#getoutdoors to Disconnect

It’s 2:00 p.m., it’s been a long day of phone calls, answering emails, replying to social media messages and comments, meeting with clients, finishing that last report, answering text messages, and listening to a co-worker complain about…something. Is it Friday yet? No, it’ only Wednesday. Tired, stressed and irritable with no physical activity besides pecking away at the keyboard.

Does this sound like you? I know this is me at time. It used to be I’d feel like this ALL the time and when the weekend finally came I was so mentally drained a nap or slumping in my chair in front of the TV was the only thing I wanted to do. But that changed several years ago when I went back to my roots of hiking and the outdoors and answered the call to #getoutdoors.

The truth is, to #getoutdoors is the cure you need to overcome the mental fatigue of digital overload. It’s been proven, a thirty minute walk outside or even sitting in a park relieves stress and anxiety.

Doctors Tell Us How Hiking Can Change Our Brains.

“Nature’s peace will flow into you as sunshine flows into trees. The winds will blow their own freshness into you, and the storms their energy, while cares will drop off like autumn leaves,” wrote John Muir in Our National Parks.
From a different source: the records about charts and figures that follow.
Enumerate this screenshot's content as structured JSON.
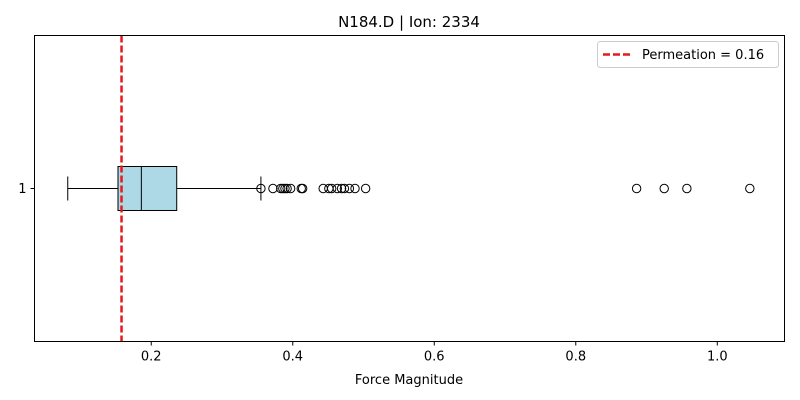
{
  "chart_data": {
    "type": "boxplot",
    "title": "N184.D | Ion: 2334",
    "xlabel": "Force Magnitude",
    "ylabel": "",
    "xlim": [
      0.035,
      1.095
    ],
    "xticks": [
      0.2,
      0.4,
      0.6,
      0.8,
      1.0
    ],
    "xtick_labels": [
      "0.2",
      "0.4",
      "0.6",
      "0.8",
      "1.0"
    ],
    "yticks": [
      "1"
    ],
    "grid": false,
    "legend_position": "top-right",
    "box": {
      "category": "1",
      "whisker_low": 0.082,
      "q1": 0.153,
      "median": 0.186,
      "q3": 0.236,
      "whisker_high": 0.355,
      "fill_color": "#add8e6",
      "outliers": [
        0.355,
        0.372,
        0.383,
        0.386,
        0.389,
        0.392,
        0.397,
        0.412,
        0.414,
        0.443,
        0.451,
        0.455,
        0.463,
        0.469,
        0.473,
        0.48,
        0.488,
        0.503,
        0.886,
        0.925,
        0.957,
        1.046
      ]
    },
    "reference_line": {
      "value": 0.158,
      "label": "Permeation = 0.16",
      "color": "#e41a1c",
      "style": "dashed"
    }
  }
}
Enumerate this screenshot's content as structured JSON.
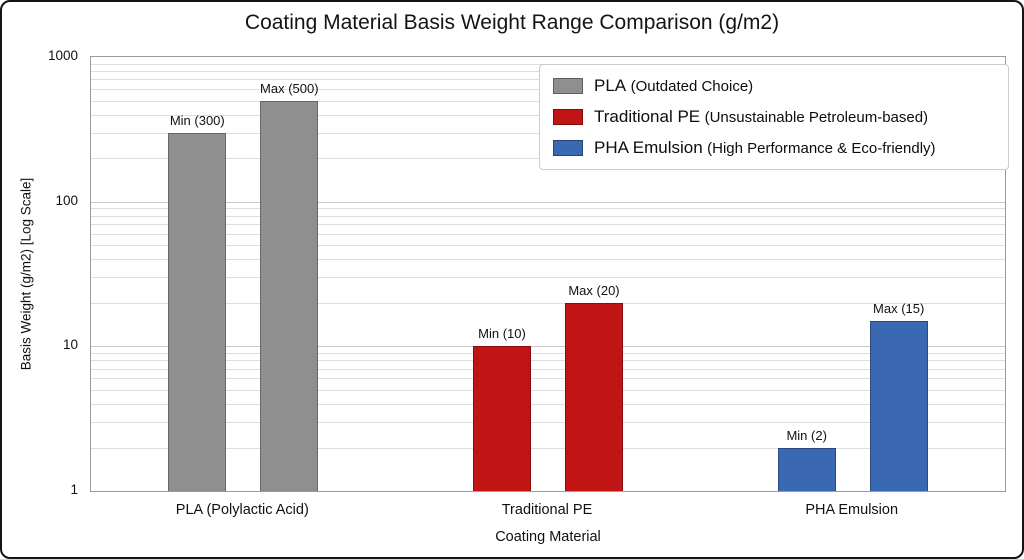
{
  "chart_data": {
    "type": "bar",
    "title": "Coating Material Basis Weight Range Comparison (g/m2)",
    "xlabel": "Coating Material",
    "ylabel": "Basis Weight (g/m2) [Log Scale]",
    "y_scale": "log",
    "ylim": [
      1,
      1000
    ],
    "y_major_ticks": [
      1,
      10,
      100,
      1000
    ],
    "grid": true,
    "legend_position": "top-right",
    "categories": [
      "PLA (Polylactic Acid)",
      "Traditional PE",
      "PHA Emulsion"
    ],
    "series": [
      {
        "name": "Min",
        "values": [
          300,
          10,
          2
        ]
      },
      {
        "name": "Max",
        "values": [
          500,
          20,
          15
        ]
      }
    ],
    "bar_labels": [
      [
        "Min (300)",
        "Max (500)"
      ],
      [
        "Min (10)",
        "Max (20)"
      ],
      [
        "Min (2)",
        "Max (15)"
      ]
    ],
    "colors": [
      "#8f8f8f",
      "#c11414",
      "#3a68b2"
    ],
    "legend": [
      {
        "label": "PLA",
        "sublabel": "(Outdated Choice)",
        "color": "#8f8f8f"
      },
      {
        "label": "Traditional PE",
        "sublabel": "(Unsustainable Petroleum-based)",
        "color": "#c11414"
      },
      {
        "label": "PHA Emulsion",
        "sublabel": "(High Performance & Eco-friendly)",
        "color": "#3a68b2"
      }
    ]
  }
}
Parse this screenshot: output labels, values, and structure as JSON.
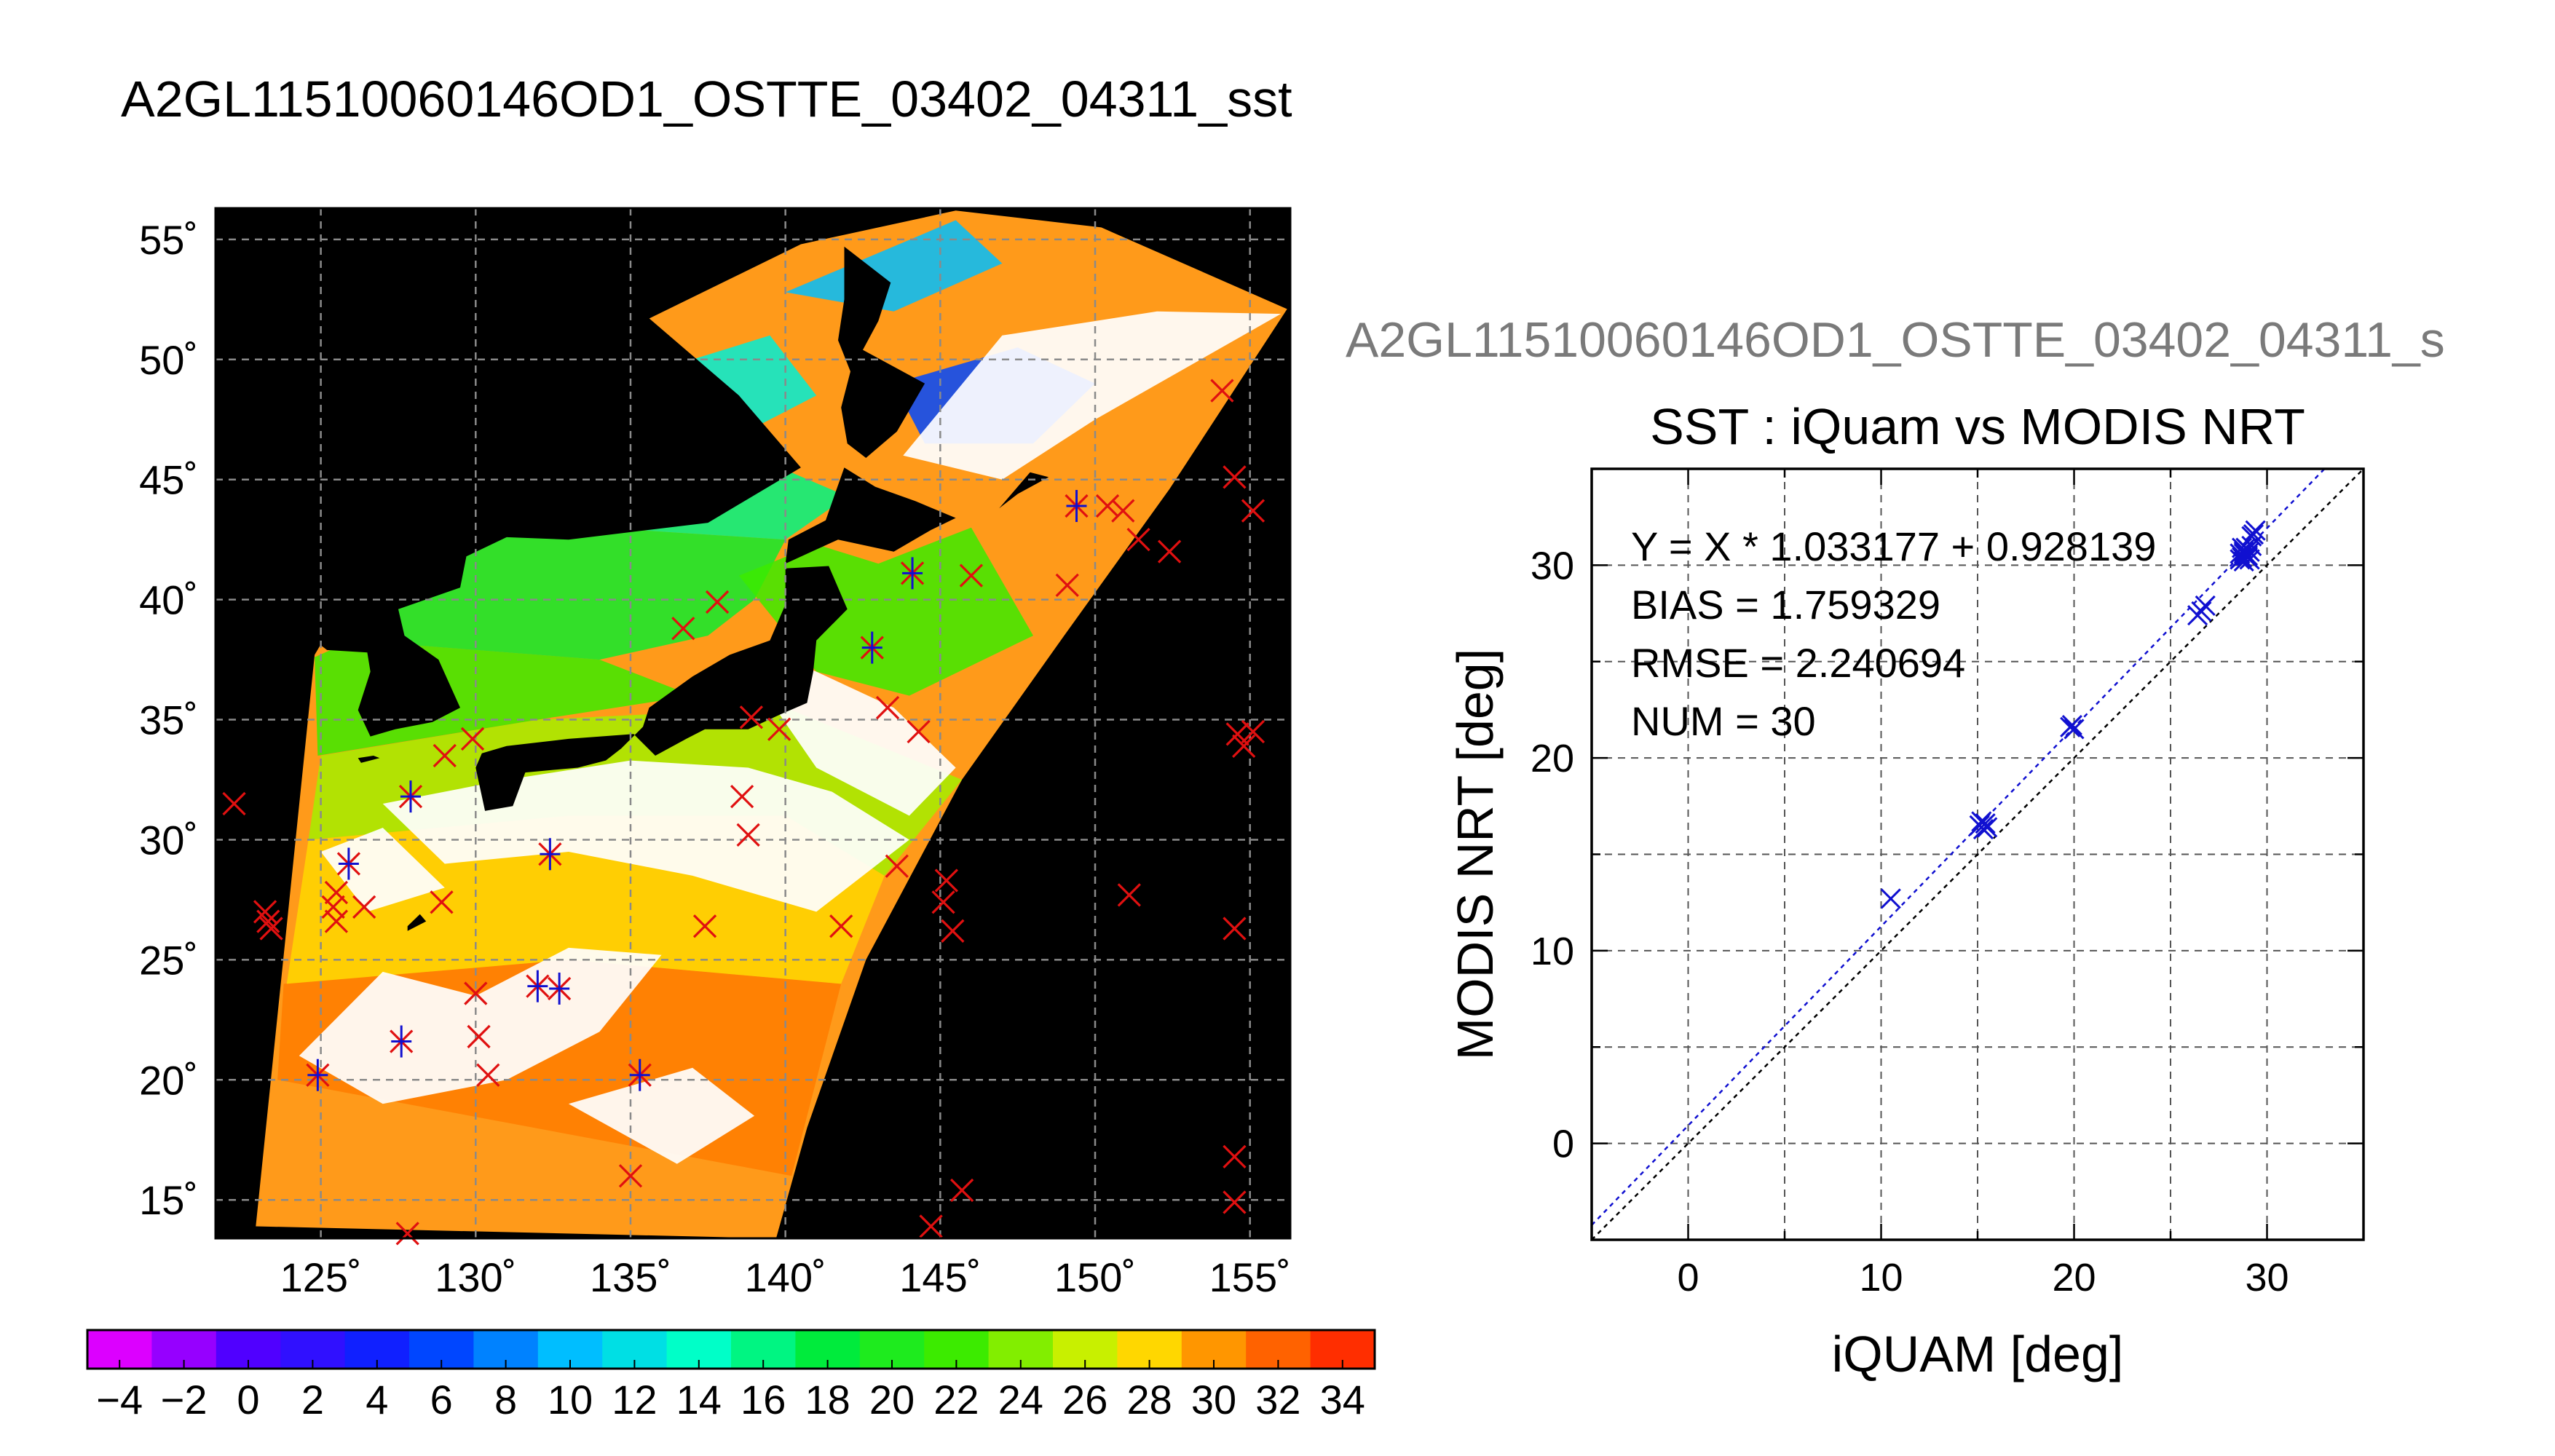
{
  "page": {
    "title": "A2GL11510060146OD1_OSTTE_03402_04311_sst",
    "second_title": "A2GL11510060146OD1_OSTTE_03402_04311_s"
  },
  "colors": {
    "land": "#000000",
    "no_data": "#000000",
    "iquam_buoy": "#e01010",
    "matchup": "#1010d0",
    "fit_line": "#1010d0",
    "identity_line": "#000000"
  },
  "chart_data": [
    {
      "type": "map",
      "lon_ticks": [
        "125˚",
        "130˚",
        "135˚",
        "140˚",
        "145˚",
        "150˚",
        "155˚"
      ],
      "lon_values": [
        125,
        130,
        135,
        140,
        145,
        150,
        155
      ],
      "lat_ticks": [
        "15˚",
        "20˚",
        "25˚",
        "30˚",
        "35˚",
        "40˚",
        "45˚",
        "50˚",
        "55˚"
      ],
      "lat_values": [
        15,
        20,
        25,
        30,
        35,
        40,
        45,
        50,
        55
      ],
      "xlim": [
        121.6,
        156.3
      ],
      "ylim": [
        13.4,
        56.3
      ],
      "grid": true,
      "colorbar": {
        "labels": [
          "−4",
          "−2",
          "0",
          "2",
          "4",
          "6",
          "8",
          "10",
          "12",
          "14",
          "16",
          "18",
          "20",
          "22",
          "24",
          "26",
          "28",
          "30",
          "32",
          "34"
        ],
        "range": [
          -5,
          35
        ]
      },
      "markers_iquam": [
        [
          122.2,
          31.5
        ],
        [
          123.2,
          27.0
        ],
        [
          123.3,
          26.6
        ],
        [
          123.4,
          26.3
        ],
        [
          125.5,
          27.8
        ],
        [
          125.4,
          27.2
        ],
        [
          125.5,
          26.6
        ],
        [
          126.4,
          27.2
        ],
        [
          128.9,
          27.4
        ],
        [
          130.0,
          23.6
        ],
        [
          130.1,
          21.8
        ],
        [
          130.4,
          20.2
        ],
        [
          135.0,
          16.0
        ],
        [
          127.8,
          13.6
        ],
        [
          129.0,
          33.5
        ],
        [
          129.9,
          34.2
        ],
        [
          136.7,
          38.8
        ],
        [
          137.8,
          39.9
        ],
        [
          138.9,
          35.1
        ],
        [
          139.8,
          34.6
        ],
        [
          138.6,
          31.8
        ],
        [
          138.8,
          30.2
        ],
        [
          137.4,
          26.4
        ],
        [
          141.8,
          26.4
        ],
        [
          143.6,
          28.9
        ],
        [
          145.2,
          28.3
        ],
        [
          145.1,
          27.4
        ],
        [
          145.4,
          26.2
        ],
        [
          144.7,
          13.9
        ],
        [
          145.7,
          15.4
        ],
        [
          144.3,
          34.5
        ],
        [
          143.3,
          35.5
        ],
        [
          146.0,
          41.0
        ],
        [
          149.1,
          40.6
        ],
        [
          150.4,
          43.9
        ],
        [
          150.9,
          43.7
        ],
        [
          151.4,
          42.5
        ],
        [
          152.4,
          42.0
        ],
        [
          151.1,
          27.7
        ],
        [
          154.1,
          48.7
        ],
        [
          154.5,
          45.1
        ],
        [
          155.1,
          43.7
        ],
        [
          154.6,
          34.4
        ],
        [
          154.8,
          33.9
        ],
        [
          155.1,
          34.5
        ],
        [
          154.5,
          26.3
        ],
        [
          154.5,
          16.8
        ],
        [
          154.5,
          14.9
        ],
        [
          124.9,
          20.2
        ],
        [
          127.6,
          21.6
        ],
        [
          127.9,
          31.8
        ],
        [
          125.9,
          29.0
        ],
        [
          132.4,
          29.4
        ],
        [
          132.0,
          23.9
        ],
        [
          132.7,
          23.8
        ],
        [
          135.3,
          20.2
        ],
        [
          142.8,
          38.0
        ],
        [
          144.1,
          41.1
        ],
        [
          149.4,
          43.9
        ]
      ],
      "markers_matchup": [
        [
          124.9,
          20.2
        ],
        [
          127.6,
          21.6
        ],
        [
          127.9,
          31.8
        ],
        [
          125.9,
          29.0
        ],
        [
          132.4,
          29.4
        ],
        [
          132.0,
          23.9
        ],
        [
          132.7,
          23.8
        ],
        [
          135.3,
          20.2
        ],
        [
          142.8,
          38.0
        ],
        [
          144.1,
          41.1
        ],
        [
          149.4,
          43.9
        ]
      ]
    },
    {
      "type": "scatter",
      "title": "SST : iQuam vs MODIS NRT",
      "xlabel": "iQUAM [deg]",
      "ylabel": "MODIS NRT [deg]",
      "xlim": [
        -5,
        35
      ],
      "ylim": [
        -5,
        35
      ],
      "xticks": [
        0,
        10,
        20,
        30
      ],
      "yticks": [
        0,
        10,
        20,
        30
      ],
      "grid": true,
      "annotations": [
        "Y = X * 1.033177 + 0.928139",
        "BIAS = 1.759329",
        "RMSE = 2.240694",
        "NUM = 30"
      ],
      "fit": {
        "slope": 1.033177,
        "intercept": 0.928139
      },
      "points": [
        [
          10.5,
          12.7
        ],
        [
          15.1,
          16.5
        ],
        [
          15.3,
          16.3
        ],
        [
          15.4,
          16.6
        ],
        [
          15.2,
          16.7
        ],
        [
          15.5,
          16.4
        ],
        [
          19.8,
          21.6
        ],
        [
          19.9,
          21.7
        ],
        [
          20.0,
          21.5
        ],
        [
          26.4,
          27.4
        ],
        [
          26.8,
          27.9
        ],
        [
          26.6,
          27.6
        ],
        [
          28.6,
          30.3
        ],
        [
          28.8,
          30.6
        ],
        [
          28.9,
          30.5
        ],
        [
          29.0,
          30.8
        ],
        [
          28.7,
          30.4
        ],
        [
          29.1,
          30.7
        ],
        [
          28.8,
          30.2
        ],
        [
          29.0,
          30.5
        ],
        [
          28.9,
          30.9
        ],
        [
          29.2,
          31.0
        ],
        [
          28.6,
          30.6
        ],
        [
          29.0,
          30.4
        ],
        [
          29.3,
          31.6
        ],
        [
          29.4,
          31.8
        ],
        [
          29.2,
          31.5
        ],
        [
          28.7,
          30.9
        ],
        [
          29.1,
          30.3
        ],
        [
          28.8,
          30.7
        ]
      ]
    }
  ]
}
Clearly, John Muir understood the intrinsic value of spending time in nature.

But here is the key, you first have to get up, get moving, and #getoutdoors.

Step two, disconnect from the digital world. Sure, take your phone along in case you need to make a call in an emergency and want to take pictures, but put it in airplane mode. “But what if someone needs to contact me?” Here is my answer, no one needs to contact you unless it’s an emergency.

Here is what I do when I go hiking. I take my phone for pictures to share later, I put it in airplane mode and I start hiking without the distractions of every bing, ding, bleep or vibration. Before I leave the house for my hike I let my wife or someone else know where I am going, what trail/s and direction I’m taking, and when I plan to be back. Once at the trailhead I switch my phone to airplane mode and bingo, instant disconnect.

Sometimes we need to disconnect from people.

Don’t get me wrong, I love my wife more than anything in this world, but at times I need to disconnect from her, co-workers, my boss, etc. Finding solitude in the woods away from people recharges my spirit, clears my head and improves my mood. Being alone in the woods gives me time to connect with God on a very personal level and allows me time to really listen to what He has to tell me.

#getdoors and disconnect, and discover the difference it makes in your life.

Well, if you’ll excuse me for a moment there is a trail and mountain calling my name asking me to disconnect.